REPUBLIKA.CO.ID, ISTANBUL -- Perdana Menteri (PM) Recep Tayyip Erdogan mengecam kritik yang dilontarkan Dewan Uni Eropa.
Dalam pidato yang disiarkan stasiun televisi di Turki, dikutip dari Euro News, Erdogan menegaskan untuk tak mengakui keputusan yang diambil Parlemen Eropa terkait kerusuhan di Turki.
Pada Kamis lalu, Parlemen Eropa mengeluarkan resolusi yang mengecam kekerasan di Turki. Parlemen Eropa bahkan menyatakan sangat prihatin dengan tindakan kekerasan aparat keamanan Turki kepada demonstran.
Apalagi bentrokan itu, menyebabkan lima korban tewas dan 5 ribu lain luka-luka. Erdogan menyatakan, Parlemen Eropa tak sepatutnya mengecam Turki. Sebab, hingga kini Turki baru memiliki status sebagai kandidat.
"Mereka yang mengambil keputusan harusnya berkaca pada Yunani. Turki hanya calon, bukan negara anggota," ucap dia dikutip dari Euronews, Senin (17/6).
Ucapan dia terkait sikap diam Eropa ketika terjadi kekerasan aparat dalam kerusuhan di Yunani.
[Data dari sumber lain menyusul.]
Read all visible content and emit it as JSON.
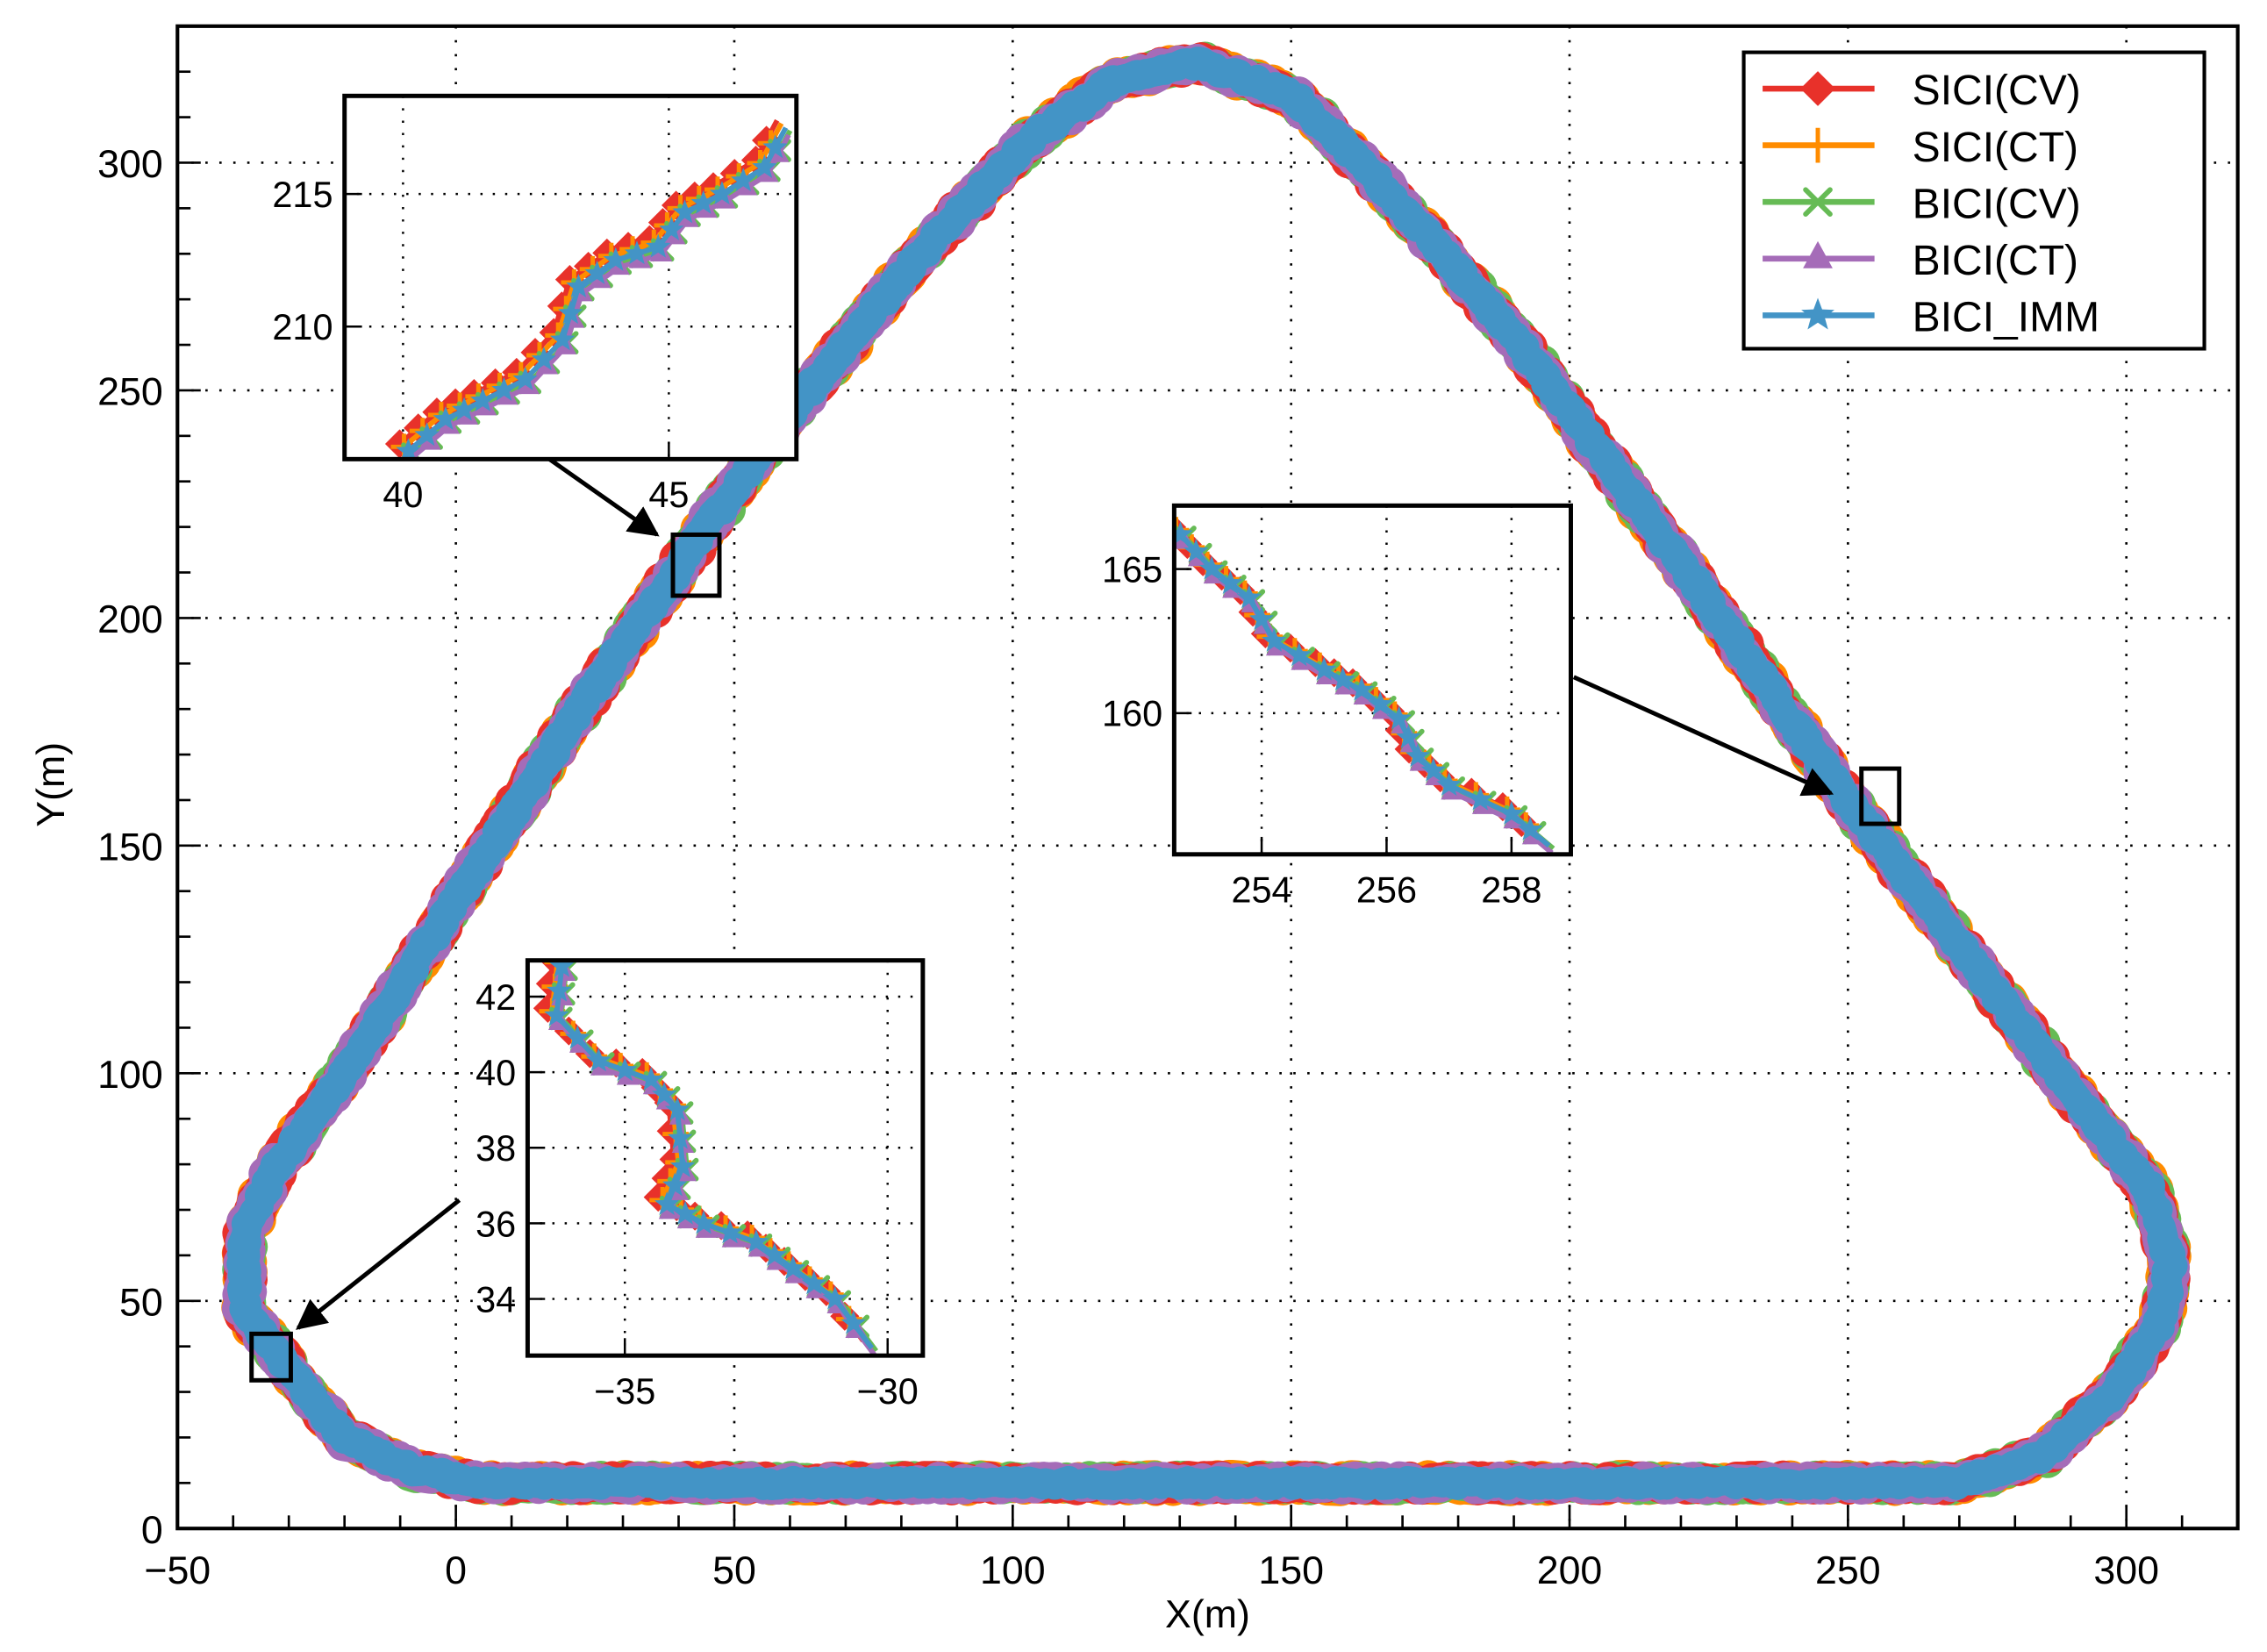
{
  "chart_data": {
    "type": "line",
    "xlabel": "X(m)",
    "ylabel": "Y(m)",
    "xlim": [
      -50,
      320
    ],
    "ylim": [
      0,
      330
    ],
    "xticks": [
      -50,
      0,
      50,
      100,
      150,
      200,
      250,
      300
    ],
    "xtick_labels": [
      "−50",
      "0",
      "50",
      "100",
      "150",
      "200",
      "250",
      "300"
    ],
    "yticks": [
      0,
      50,
      100,
      150,
      200,
      250,
      300
    ],
    "ytick_labels": [
      "0",
      "50",
      "100",
      "150",
      "200",
      "250",
      "300"
    ],
    "grid": true,
    "grid_style": "dotted",
    "legend_position": "top-right",
    "series": [
      {
        "name": "SICI(CV)",
        "color": "#e8312a",
        "marker": "diamond"
      },
      {
        "name": "SICI(CT)",
        "color": "#ff8c00",
        "marker": "plus"
      },
      {
        "name": "BICI(CV)",
        "color": "#66bb55",
        "marker": "x"
      },
      {
        "name": "BICI(CT)",
        "color": "#a56cb8",
        "marker": "triangle"
      },
      {
        "name": "BICI_IMM",
        "color": "#4394c6",
        "marker": "star"
      }
    ],
    "trajectory": [
      [
        -30,
        35
      ],
      [
        -20,
        20
      ],
      [
        -8,
        13
      ],
      [
        5,
        10
      ],
      [
        50,
        10
      ],
      [
        100,
        10
      ],
      [
        150,
        10
      ],
      [
        200,
        10
      ],
      [
        250,
        10
      ],
      [
        270,
        10
      ],
      [
        285,
        16
      ],
      [
        298,
        30
      ],
      [
        306,
        45
      ],
      [
        308,
        58
      ],
      [
        304,
        75
      ],
      [
        295,
        88
      ],
      [
        270,
        128
      ],
      [
        250,
        160
      ],
      [
        220,
        212
      ],
      [
        190,
        262
      ],
      [
        165,
        297
      ],
      [
        150,
        315
      ],
      [
        133,
        322
      ],
      [
        118,
        318
      ],
      [
        103,
        305
      ],
      [
        85,
        282
      ],
      [
        60,
        245
      ],
      [
        45,
        220
      ],
      [
        25,
        185
      ],
      [
        0,
        138
      ],
      [
        -20,
        100
      ],
      [
        -32,
        80
      ],
      [
        -38,
        65
      ],
      [
        -38,
        48
      ],
      [
        -30,
        35
      ]
    ],
    "insets": [
      {
        "xlim": [
          38.9,
          47.4
        ],
        "ylim": [
          205,
          218.7
        ],
        "xticks": [
          40,
          45
        ],
        "xtick_labels": [
          "40",
          "45"
        ],
        "yticks": [
          210,
          215
        ],
        "ytick_labels": [
          "210",
          "215"
        ],
        "zoom_region": {
          "x": [
            39.5,
            48
          ],
          "y": [
            206,
            219
          ]
        },
        "track": [
          [
            40.1,
            205.3
          ],
          [
            40.8,
            206.5
          ],
          [
            41.5,
            207.2
          ],
          [
            42.3,
            208
          ],
          [
            43,
            209.5
          ],
          [
            43.3,
            211.5
          ],
          [
            44,
            212.5
          ],
          [
            44.8,
            213
          ],
          [
            45.3,
            214.3
          ],
          [
            46,
            215
          ],
          [
            46.8,
            216
          ],
          [
            47.2,
            217.5
          ]
        ]
      },
      {
        "xlim": [
          252.6,
          258.95
        ],
        "ylim": [
          155.1,
          167.2
        ],
        "xticks": [
          254,
          256,
          258
        ],
        "xtick_labels": [
          "254",
          "256",
          "258"
        ],
        "yticks": [
          160,
          165
        ],
        "ytick_labels": [
          "160",
          "165"
        ],
        "zoom_region": {
          "x": [
            252.5,
            259
          ],
          "y": [
            155,
            167
          ]
        },
        "track": [
          [
            252.7,
            166.2
          ],
          [
            253.2,
            165
          ],
          [
            253.8,
            164
          ],
          [
            254.2,
            162.5
          ],
          [
            255,
            161.5
          ],
          [
            255.6,
            160.8
          ],
          [
            256.2,
            159.8
          ],
          [
            256.5,
            158.5
          ],
          [
            257,
            157.5
          ],
          [
            258,
            156.5
          ],
          [
            258.6,
            155.4
          ]
        ]
      },
      {
        "xlim": [
          -36.85,
          -29.33
        ],
        "ylim": [
          32.5,
          42.96
        ],
        "xticks": [
          -35,
          -30
        ],
        "xtick_labels": [
          "−35",
          "−30"
        ],
        "yticks": [
          34,
          36,
          38,
          40,
          42
        ],
        "ytick_labels": [
          "34",
          "36",
          "38",
          "40",
          "42"
        ],
        "zoom_region": {
          "x": [
            -37,
            -30
          ],
          "y": [
            32.5,
            42.5
          ]
        },
        "track": [
          [
            -36.2,
            42.8
          ],
          [
            -36.3,
            41.5
          ],
          [
            -35.5,
            40.3
          ],
          [
            -34.5,
            39.8
          ],
          [
            -34,
            39
          ],
          [
            -33.9,
            37.5
          ],
          [
            -34.2,
            36.5
          ],
          [
            -33.5,
            36
          ],
          [
            -32.5,
            35.5
          ],
          [
            -31.8,
            34.8
          ],
          [
            -31,
            34
          ],
          [
            -30.3,
            32.7
          ]
        ]
      }
    ]
  }
}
Meski sempat mendeklarasikan keprihatinan, salah satu anggota Parlemen Belanda mengatakan pembicaraan terkait keanggotaan Turki harus terus dilakukan.
Anggota parlemen asal Belanda, Ria Oomen-Ruitjen mengatakan Eropa harus mengambil pelajaran dari apa yang terjadi serta memperlihatkan berbagai aturan dalam Uni Eropa. Termasuk tolak ukur bagaimana harus bertindak dan bereaksi kepada Turki.
Sementara itu, Menteri Turki untuk Urusan Uni Eropa, Egemen Bakhysh mengatakan kepada surat kabar Yenisafak bahwa keputusan Eropa tak masuk akal. Turki ucap dia telah menjadi negara demokratis dan bisa dicontoh negara-negara Eropa.
Menteri Luar Negeri Turki, Ahmet Davutoglu mengatakan tidak ada hak bagi Uni Eropa mengajarkan demokrasi kepada Turki. Termasuk, ucap dia pernyataan tidak masuk akal bahwa Turki melanggar hak-hak demonstran.
Sementara di Turki, Serikat Pekerja Turki meminta kepada seluruh anggota mereka untuk melakukan mogok kerja Senin. Serikat juga meminta seluruh anggota untuk ikut berdemonstrasi melawan kekejaman polisi kepada para aktivis.
Sementara itu, Menteri Dalam Negeri, Muammer Guler mengeluarkan peringatan keras kepada penyelenggara pemogokan. Ia mengimbau kepada para pekerja termasuk buruh untuk tak berpartisipasi dalam demonstransi yang melanggar hukum.
"Jika tidak maka mereka akan menanggung konsekuensi hukum," ucap Muamer Guler, Senin (17/6).
Sehari sebelumnya, polisi anti huru-hara mengepung dan memblokir jalan sambil menyemprotkan meriam air dan gas air mata. Polisi berusaha mencegah pengunjuk rasa kembali berkumpul di Alun-Alun Taksim.
Polisi hingga Senin masih mempertahankan kekuatan mereka di Alun-Alun Taksim. Pihak pemerintah pun sudah membuka kembali stasiun kereta bawah tanah yang sebelumnya ditutup karena pengunjuk rasa mencoba kembali ke Taksim.